Ayşen Gruda, barış için elinden geleni yapmaya hazır olduğunu söyledi.. Günlerdir medyamızda onun sözlerini ve yorumlarını okuyorum.. En güzelini sevgili dostum Oral Çalışlar yazdı. (Oral, bu ayın başından beri Taraf'ı yönetiyor. Başarılar Oral..)
En anlamlı lafın altını en kocaman o çizmiş.
"Ben hiç korkmadan mağaralara gidip o insanları ikna edebilirim. Onlar bana bir şey yapmazlar.
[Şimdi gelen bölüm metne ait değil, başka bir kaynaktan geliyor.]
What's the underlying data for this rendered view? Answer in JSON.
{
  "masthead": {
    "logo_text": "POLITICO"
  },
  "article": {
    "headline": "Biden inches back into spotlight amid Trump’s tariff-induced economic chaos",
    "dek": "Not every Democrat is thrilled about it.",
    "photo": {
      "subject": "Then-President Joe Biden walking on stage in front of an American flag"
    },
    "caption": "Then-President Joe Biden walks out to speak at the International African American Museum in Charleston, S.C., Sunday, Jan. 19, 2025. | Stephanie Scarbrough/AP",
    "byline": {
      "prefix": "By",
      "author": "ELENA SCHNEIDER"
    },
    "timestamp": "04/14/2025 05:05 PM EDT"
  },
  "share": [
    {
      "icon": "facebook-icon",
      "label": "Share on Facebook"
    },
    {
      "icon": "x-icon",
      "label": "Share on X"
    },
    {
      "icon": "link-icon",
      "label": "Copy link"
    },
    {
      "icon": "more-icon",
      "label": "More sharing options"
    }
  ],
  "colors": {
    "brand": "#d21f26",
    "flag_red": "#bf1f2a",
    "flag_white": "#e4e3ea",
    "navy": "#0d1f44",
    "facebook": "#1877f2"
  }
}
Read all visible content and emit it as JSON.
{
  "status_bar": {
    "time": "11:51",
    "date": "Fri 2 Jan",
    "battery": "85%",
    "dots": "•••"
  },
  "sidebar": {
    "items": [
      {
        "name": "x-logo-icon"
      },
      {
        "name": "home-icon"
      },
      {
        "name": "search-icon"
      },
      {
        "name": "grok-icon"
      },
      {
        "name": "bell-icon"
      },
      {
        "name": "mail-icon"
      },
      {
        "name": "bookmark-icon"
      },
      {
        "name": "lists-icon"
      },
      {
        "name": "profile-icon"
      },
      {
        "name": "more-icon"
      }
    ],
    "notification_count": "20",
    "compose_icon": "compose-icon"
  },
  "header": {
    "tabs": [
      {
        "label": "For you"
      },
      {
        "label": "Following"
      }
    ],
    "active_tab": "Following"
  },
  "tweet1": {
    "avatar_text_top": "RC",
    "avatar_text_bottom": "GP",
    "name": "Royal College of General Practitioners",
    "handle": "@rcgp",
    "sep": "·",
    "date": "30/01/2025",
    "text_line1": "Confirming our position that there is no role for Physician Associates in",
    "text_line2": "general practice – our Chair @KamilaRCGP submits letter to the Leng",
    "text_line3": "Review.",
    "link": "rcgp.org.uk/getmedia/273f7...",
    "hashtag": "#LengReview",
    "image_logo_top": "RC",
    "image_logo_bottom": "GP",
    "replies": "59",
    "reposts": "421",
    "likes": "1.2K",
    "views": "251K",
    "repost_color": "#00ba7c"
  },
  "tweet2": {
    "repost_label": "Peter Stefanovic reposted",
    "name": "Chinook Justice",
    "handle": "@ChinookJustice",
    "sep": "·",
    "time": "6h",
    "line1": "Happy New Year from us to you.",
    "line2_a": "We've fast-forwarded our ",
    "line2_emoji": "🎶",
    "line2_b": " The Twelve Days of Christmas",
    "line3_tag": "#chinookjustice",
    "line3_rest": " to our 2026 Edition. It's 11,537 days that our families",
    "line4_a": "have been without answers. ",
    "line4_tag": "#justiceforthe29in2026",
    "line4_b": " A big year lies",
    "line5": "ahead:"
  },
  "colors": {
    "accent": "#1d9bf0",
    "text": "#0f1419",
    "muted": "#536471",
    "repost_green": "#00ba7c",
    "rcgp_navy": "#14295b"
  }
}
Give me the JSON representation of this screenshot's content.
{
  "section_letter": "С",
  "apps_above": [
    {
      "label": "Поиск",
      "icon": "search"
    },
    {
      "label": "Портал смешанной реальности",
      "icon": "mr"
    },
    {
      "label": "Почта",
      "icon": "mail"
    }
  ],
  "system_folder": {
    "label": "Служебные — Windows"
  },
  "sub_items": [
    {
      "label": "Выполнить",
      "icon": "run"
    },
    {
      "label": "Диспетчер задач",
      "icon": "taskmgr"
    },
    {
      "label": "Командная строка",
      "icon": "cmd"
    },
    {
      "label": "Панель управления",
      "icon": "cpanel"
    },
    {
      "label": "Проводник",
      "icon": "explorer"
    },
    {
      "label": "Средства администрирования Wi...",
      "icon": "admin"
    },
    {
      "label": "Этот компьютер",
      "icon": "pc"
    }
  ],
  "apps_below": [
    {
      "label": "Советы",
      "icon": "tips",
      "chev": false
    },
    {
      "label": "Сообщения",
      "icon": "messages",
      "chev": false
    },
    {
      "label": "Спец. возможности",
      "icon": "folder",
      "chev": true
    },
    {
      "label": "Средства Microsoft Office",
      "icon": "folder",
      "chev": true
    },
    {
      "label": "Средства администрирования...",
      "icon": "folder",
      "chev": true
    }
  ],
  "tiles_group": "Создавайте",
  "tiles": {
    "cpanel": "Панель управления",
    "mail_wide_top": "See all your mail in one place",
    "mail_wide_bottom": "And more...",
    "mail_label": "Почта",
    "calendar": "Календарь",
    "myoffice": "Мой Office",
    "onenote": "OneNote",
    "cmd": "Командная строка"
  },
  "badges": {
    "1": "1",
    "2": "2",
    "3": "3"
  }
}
Onlar da benim filmlerimle büyüdüler.."
"Onlar da benim filmlerimle büyüdüler" lafına dikkat çekiyor Oral..
Öyle değil mi?. Hepimiz ayni filmlerle büyümedik mi?.
"Onlar" dediklerimiz "Biz" değil mi aslında.. Bizden değil mi?
Peki o zaman soralım, Sayın Başbakana..
Kendilerinden siyasal çözüm için yardım beklediğimiz bir siyasi parti yöneticilerini "Onlarla kucaklaşanlar ve kucaklaşmayanlar" diye ikiye ayırmak barışa hizmet eder mi?. Yoksa çözümsüzlükten fayda umanlara mı yardımcı oluruz?.
O parti, o insanlara güven, o insanlara inanç vermezse, sözünü dinletebilir mi?. Etkili olabilir mi?.
Mesele, MHP'nin gazına gelip BDP'yi köşeye sıkıştırmak mı, yoksa "Bakın biz silahsız çözüm arayanları nasıl dinliyor, kabul ediyor, destekliyoruz" mesajını en azından dağdaki "Kararsız çoğunluklar"a vermek mi?.